Entropy is often a difficult concept for students to grasp initially, but it becomes easier when we can focus on formulas. The Standard Entropy Formula allows chemists to predict the change in entropy during a chemical reaction.
It is expressed as:

• \( \Delta S = \sum S_{\text{products}} - \sum S_{\text{reactants}} \)

In this formula, \( \Delta S \) represents the change in entropy. It calculates the difference between the sum of the entropies of the products and the sum of the entropies of the reactants.
This is crucial for understanding how entropy evolves, indicating whether a reaction results in increased or decreased disorder. By substituting known entropy values into this formula, you can deduce the overall entropy change (\( \Delta S \)) in a straightforward manner.

The heart of understanding any chemical process lies in the reaction equation. It symbolically represents the transformation of reactants into products. For this exercise, the given reaction is:

• \( \mathrm{H}_{2} (\mathrm{g}) + \mathrm{Cl}_{2} (\mathrm{g}) \rightarrow 2 \mathrm{HCl} (\mathrm{g}) \)

This equation provides critical information:

• One mole of hydrogen gas (\(\mathrm{H}_{2}\)) reacts with one mole of chlorine gas (\(\mathrm{Cl}_{2}\)).
• The products are two moles of hydrogen chloride gas (\(\mathrm{HCl}\)).

Understanding the reaction equation is essential as it indicates the stoichiometry: the ratio of reactants to products. Moreover, it shows us which molecules' entropy values we need to consider in calculations. This equation guides the calculations of entropy change using the provided standard entropy values of reactants and products.

To calculate the change in entropy, you begin by considering the entropy values of both products and reactants. Each molecule involved in the reaction has a specific entropy, denoted in \( \mathrm{J} \mathrm{K}^{-1} \mathrm{~mol}^{-1} \), a measure of disorder at a molecular level.

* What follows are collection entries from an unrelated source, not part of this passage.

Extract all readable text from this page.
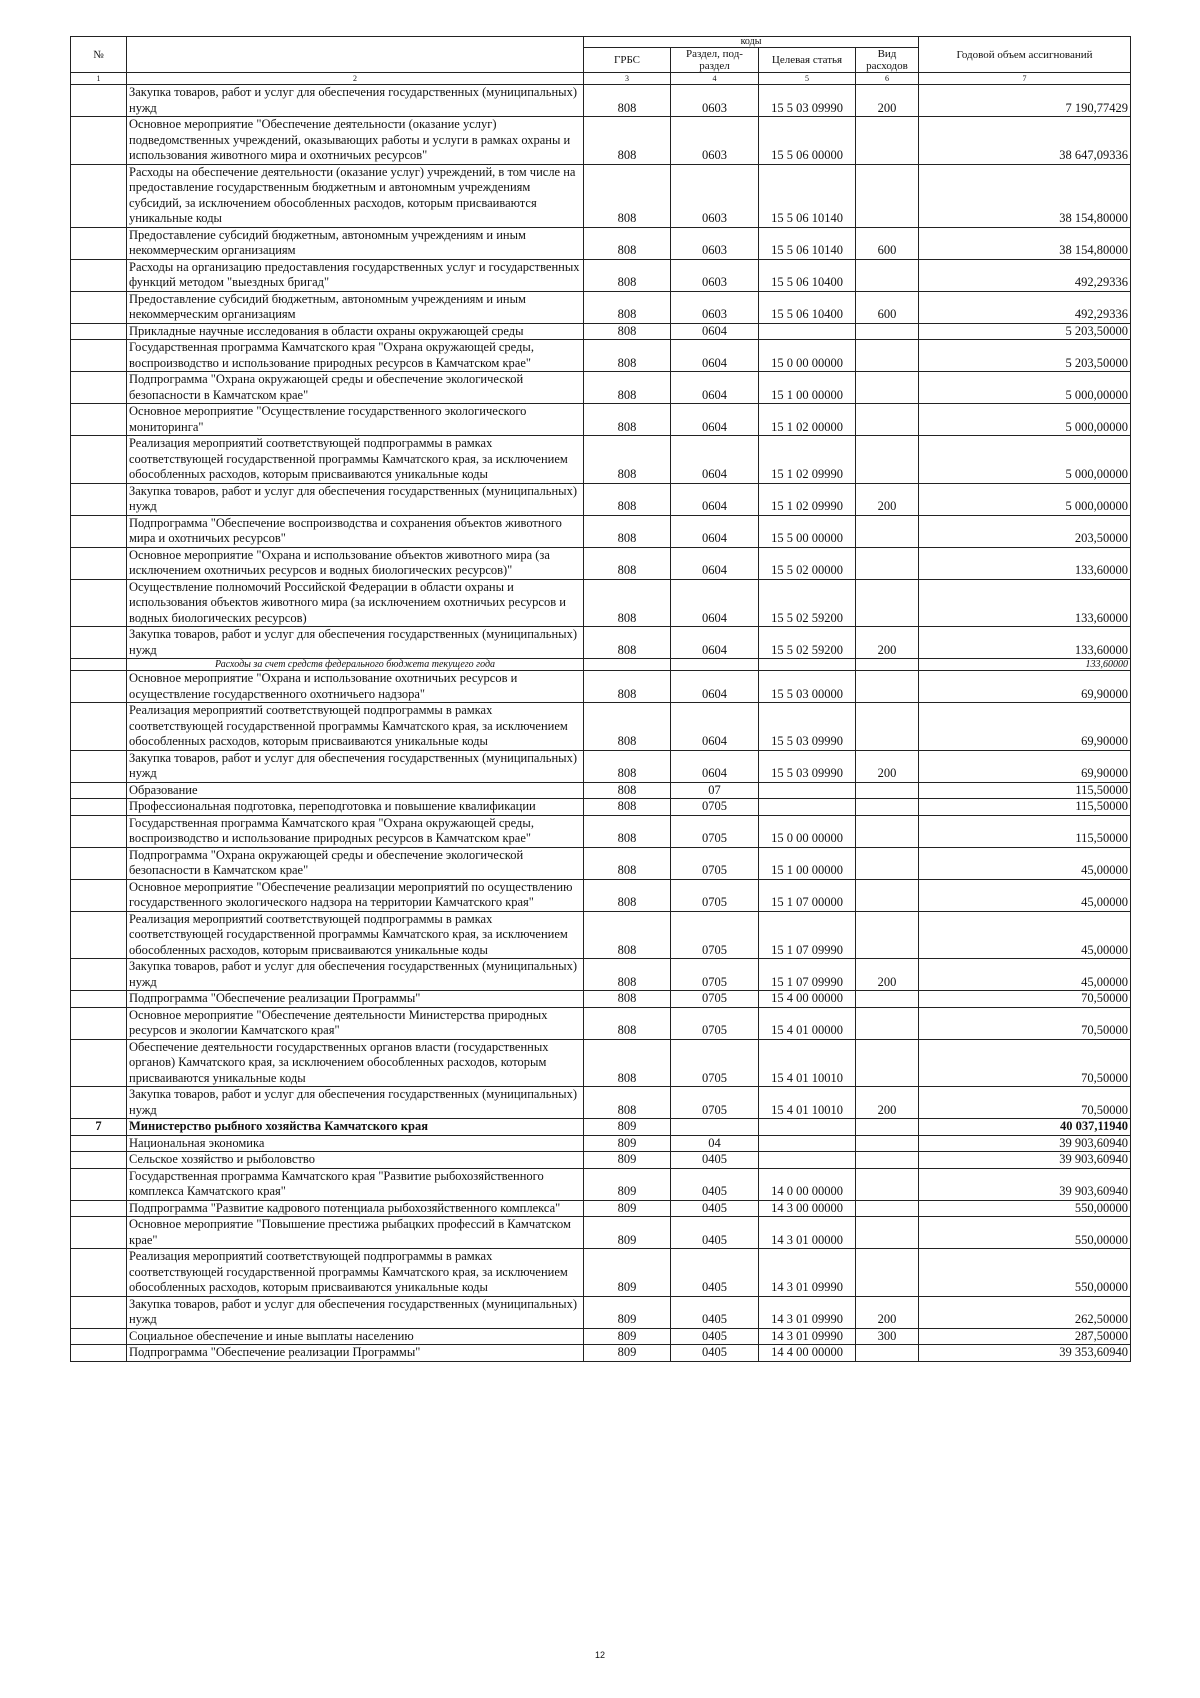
№		коды				Годовой объем ассигнований
		ГРБС	Раздел, под-раздел	Целевая статья	Вид расходов	
1	2	3	4	5	6	7
	Закупка товаров, работ и услуг для обеспечения государственных (муниципальных) нужд	808	0603	15 5 03 09990	200	7 190,77429
	Основное мероприятие "Обеспечение деятельности (оказание услуг) подведомственных учреждений, оказывающих работы и услуги в рамках охраны и использования животного мира и охотничьих ресурсов"	808	0603	15 5 06 00000		38 647,09336
	Расходы на обеспечение деятельности (оказание услуг) учреждений, в том числе на предоставление государственным бюджетным и автономным учреждениям субсидий, за исключением обособленных расходов, которым присваиваются уникальные коды	808	0603	15 5 06 10140		38 154,80000
	Предоставление субсидий бюджетным, автономным учреждениям и иным некоммерческим организациям	808	0603	15 5 06 10140	600	38 154,80000
	Расходы на организацию предоставления государственных услуг и государственных функций методом "выездных бригад"	808	0603	15 5 06 10400		492,29336
	Предоставление субсидий бюджетным, автономным учреждениям и иным некоммерческим организациям	808	0603	15 5 06 10400	600	492,29336
	Прикладные научные исследования в области охраны окружающей среды	808	0604			5 203,50000
	Государственная программа Камчатского края "Охрана окружающей среды, воспроизводство и использование природных ресурсов в Камчатском крае"	808	0604	15 0 00 00000		5 203,50000
	Подпрограмма "Охрана окружающей среды и обеспечение экологической безопасности в Камчатском крае"	808	0604	15 1 00 00000		5 000,00000
	Основное мероприятие "Осуществление государственного экологического мониторинга"	808	0604	15 1 02 00000		5 000,00000
	Реализация мероприятий соответствующей подпрограммы в рамках соответствующей государственной программы Камчатского края, за исключением обособленных расходов, которым присваиваются уникальные коды	808	0604	15 1 02 09990		5 000,00000
	Закупка товаров, работ и услуг для обеспечения государственных (муниципальных) нужд	808	0604	15 1 02 09990	200	5 000,00000
	Подпрограмма "Обеспечение воспроизводства и сохранения объектов животного мира и охотничьих ресурсов"	808	0604	15 5 00 00000		203,50000
	Основное мероприятие "Охрана и использование объектов животного мира (за исключением охотничьих ресурсов и водных биологических ресурсов)"	808	0604	15 5 02 00000		133,60000
	Осуществление полномочий Российской Федерации в области охраны и использования объектов животного мира (за исключением охотничьих ресурсов и водных биологических ресурсов)	808	0604	15 5 02 59200		133,60000
	Закупка товаров, работ и услуг для обеспечения государственных (муниципальных) нужд	808	0604	15 5 02 59200	200	133,60000
	Расходы за счет средств федерального бюджета текущего года					133,60000
	Основное мероприятие "Охрана и использование охотничьих ресурсов и осуществление государственного охотничьего надзора"	808	0604	15 5 03 00000		69,90000
	Реализация мероприятий соответствующей подпрограммы в рамках соответствующей государственной программы Камчатского края, за исключением обособленных расходов, которым присваиваются уникальные коды	808	0604	15 5 03 09990		69,90000
	Закупка товаров, работ и услуг для обеспечения государственных (муниципальных) нужд	808	0604	15 5 03 09990	200	69,90000
	Образование	808	07			115,50000
	Профессиональная подготовка, переподготовка и повышение квалификации	808	0705			115,50000
	Государственная программа Камчатского края "Охрана окружающей среды, воспроизводство и использование природных ресурсов в Камчатском крае"	808	0705	15 0 00 00000		115,50000
	Подпрограмма "Охрана окружающей среды и обеспечение экологической безопасности в Камчатском крае"	808	0705	15 1 00 00000		45,00000
	Основное мероприятие "Обеспечение реализации мероприятий по осуществлению государственного экологического надзора на территории Камчатского края"	808	0705	15 1 07 00000		45,00000
	Реализация мероприятий соответствующей подпрограммы в рамках соответствующей государственной программы Камчатского края, за исключением обособленных расходов, которым присваиваются уникальные коды	808	0705	15 1 07 09990		45,00000
	Закупка товаров, работ и услуг для обеспечения государственных (муниципальных) нужд	808	0705	15 1 07 09990	200	45,00000
	Подпрограмма "Обеспечение реализации Программы"	808	0705	15 4 00 00000		70,50000
	Основное мероприятие "Обеспечение деятельности Министерства природных ресурсов и экологии Камчатского края"	808	0705	15 4 01 00000		70,50000
	Обеспечение деятельности государственных органов власти (государственных органов) Камчатского края, за исключением обособленных расходов, которым присваиваются уникальные коды	808	0705	15 4 01 10010		70,50000
	Закупка товаров, работ и услуг для обеспечения государственных (муниципальных) нужд	808	0705	15 4 01 10010	200	70,50000
7	Министерство рыбного хозяйства Камчатского края	809				40 037,11940
	Национальная экономика	809	04			39 903,60940
	Сельское хозяйство и рыболовство	809	0405			39 903,60940
	Государственная программа Камчатского края "Развитие рыбохозяйственного комплекса Камчатского края"	809	0405	14 0 00 00000		39 903,60940
	Подпрограмма "Развитие кадрового потенциала рыбохозяйственного комплекса"	809	0405	14 3 00 00000		550,00000
	Основное мероприятие "Повышение престижа рыбацких профессий в Камчатском крае"	809	0405	14 3 01 00000		550,00000
	Реализация мероприятий соответствующей подпрограммы в рамках соответствующей государственной программы Камчатского края, за исключением обособленных расходов, которым присваиваются уникальные коды	809	0405	14 3 01 09990		550,00000
	Закупка товаров, работ и услуг для обеспечения государственных (муниципальных) нужд	809	0405	14 3 01 09990	200	262,50000
	Социальное обеспечение и иные выплаты населению	809	0405	14 3 01 09990	300	287,50000
	Подпрограмма "Обеспечение реализации Программы"	809	0405	14 4 00 00000		39 353,60940
12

• Reactants in our equation are \(\mathrm{H}_{2}(\mathrm{~g}) = 130.6\) and \(\mathrm{Cl}_{2}(\mathrm{~g}) = 223\).
• Products are 2 moles of \(\mathrm{HCl}(\mathrm{~g}) = 2 \times 186.7\).

For calculations:

• Sum the entropy values of the reactants: \(130.6 + 223 = 353.6\).
• Calculate the total entropy of the products: \(373.4\) (from \(2 \times 186.7\)).
• Apply these sums to the formula \( \Delta S = \sum S_{\text{products}} - \sum S_{\text{reactants}} \).
• This results in \(\Delta S = 373.4 - 353.6 = 19.8 \) \( \mathrm{J} \mathrm{K}^{-1} \).

This calculation shows the net entropy change during the reaction, illustrating the increase or decrease in molecular disorder, which is a key aspect in determining the spontaneity of reactions.